Steps to Reproduce the Problem

Create a container that serves HTTP traffic correctly but ceases to start listening/functioning based on external criteria
- Simple example is to sleep for 5 seconds and exit before the listener starts if the minute of the current hour is >30
Create a service + revision for the container
Send traffic to the service while the external criteria allows the container to operate
- Make sure the service passes its initial deployment deadline (~10 mins)
Wait for it to scale back down to zero
Send traffic to the service now that the external criteria prevents it starting
The deployment will scale up and all the created pods will crashloop
Create a new revision that corrects the issue, and drive traffic to the service again
The service's new revision will start and serve traffic but the deployment and pods of the old defective revision will stick around with no clear way to remove them

NOTE: You can obviously delete the revision, but this is not a solution for services which have only a single revision (do we have to delete the entire service to kill these pods?).
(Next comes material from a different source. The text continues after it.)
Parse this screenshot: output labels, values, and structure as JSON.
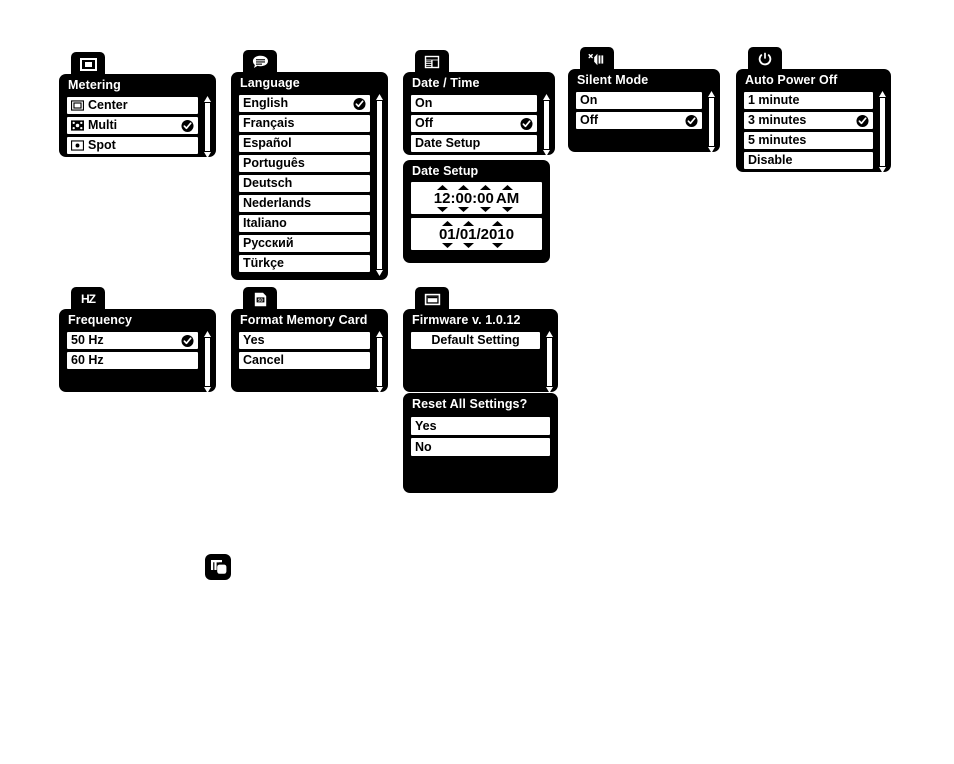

This bug is partly a question of whether knative is actually designed to be able to clean up this scenario, or whether it would rest on a human operator or additional orchestrator to resolve.

The text was updated successfully, but these errors were encountered:

dprotaso · 2023-02-09T17:56:29Z

/triage accepted

jsanin-vmw · 2023-02-15T17:52:00Z

/assign

jsanin-vmw · 2023-05-23T19:51:55Z

/unassign

jsanin-vmw · 2023-10-30T22:07:29Z

/assign

jsanin · 2024-02-01T14:09:45Z

PR 14573 aims to fix this issue.

The proposed fix is based on the TimeoutSeconds field in the Revision. After this timeoutSeconds has gone by there should not be any pending requests in the activator and the Unreachable revision can scale down with no risk of requests not being processed.

The default value for timeoutSeconds is 300, so the pods on the failing revision will only scale down after this time. TimeoutSeconds can be changed of course.

dprotaso · 2024-02-17T02:55:47Z

@DavidR91 I've been trying to reproduce this issue to verify the proposed fixed - but in my testings I'm seeing the revision pod scale down once the activator times out the request.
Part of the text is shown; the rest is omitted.